There are, I think, a number of interesting features to this story.
First, Boab’s father followed the logic of his heart with what seem to be both singlemindedness and a most engaging lack of self-consciousness.
Second, the neighbours did not raise a clamour about it.
Third, the council advised Mr Milloy with complete propriety. They made no difficulties. They told him to make sure the grave did not interfere with underground pipes and cables. They advised him to have a word with his neighbours. They also advised him to record the burial site in his title deeds as a courtesy to future owners of the house.
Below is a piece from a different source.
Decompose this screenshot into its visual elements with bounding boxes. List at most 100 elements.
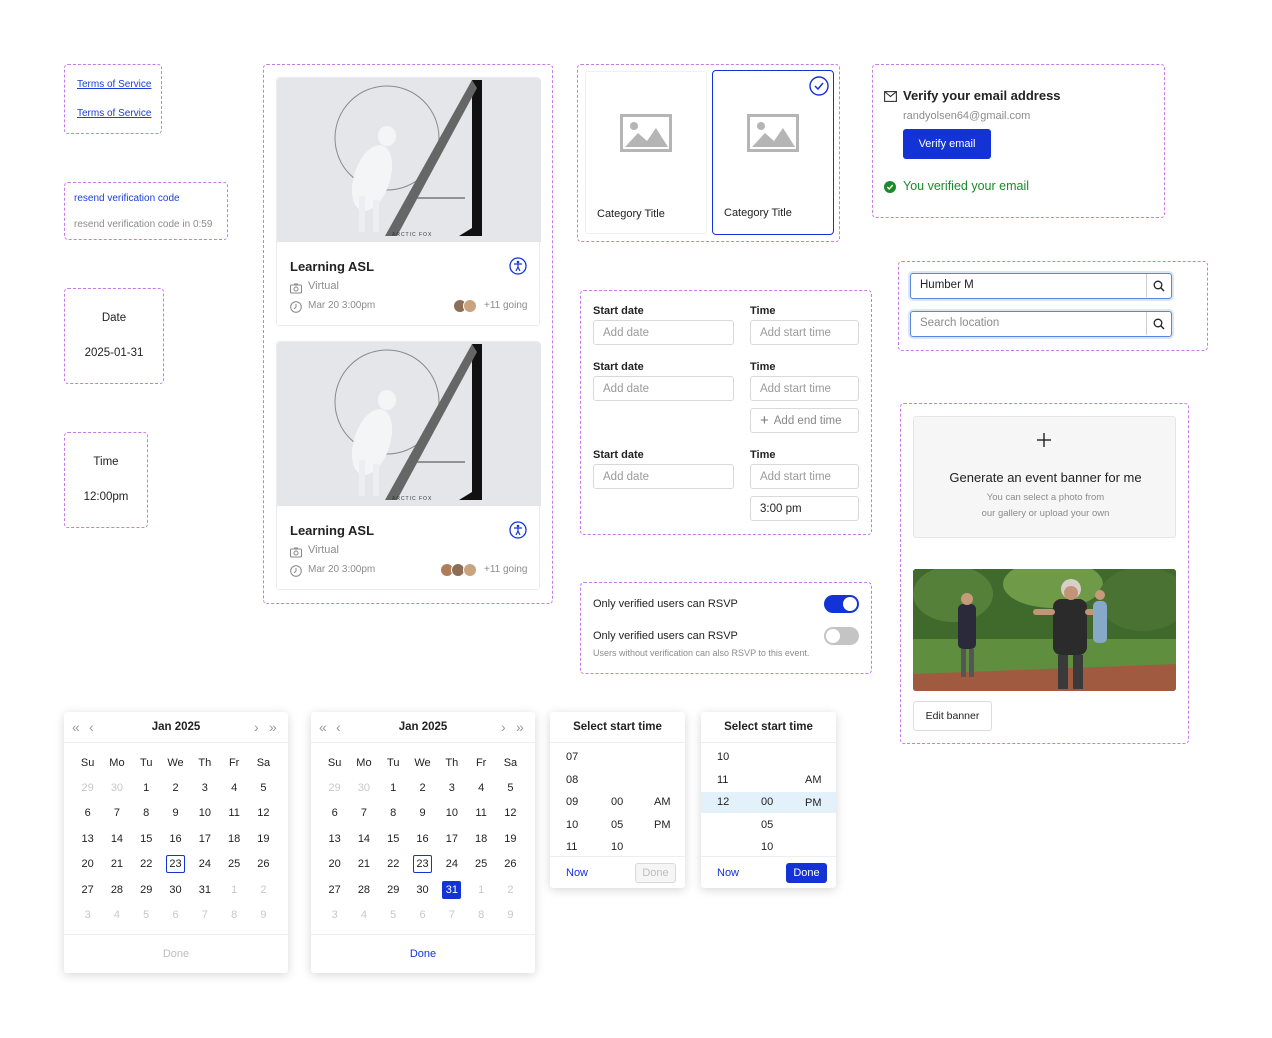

Fourth, the reporting of the case in papers like the Scottish Sun and the Daily Mail did not, uncharacteristically, sensationalise the case or paint it as outlandish. On the contrary, their accounts are simple, hushed and touching, and could only have left readers thinking (of Mr Milloy) “Good for you, mate.”
Of course, the logic of Mr Milloy’s heart is the logic of many other people’s hearts, but he had the courage of his. Could he had got away with what he did five, ten years ago without an outcry? Without officialdom throwing difficulties in his way? Probably not.
If Mr Milloy’s time has come, let us be thankful.
As for Mr Milloy himself, a dad who’s lost his boy, and for Mrs Milloy, a mum who’s lost her son, and for all those who loved Boab, I am sure we hold them in our hearts.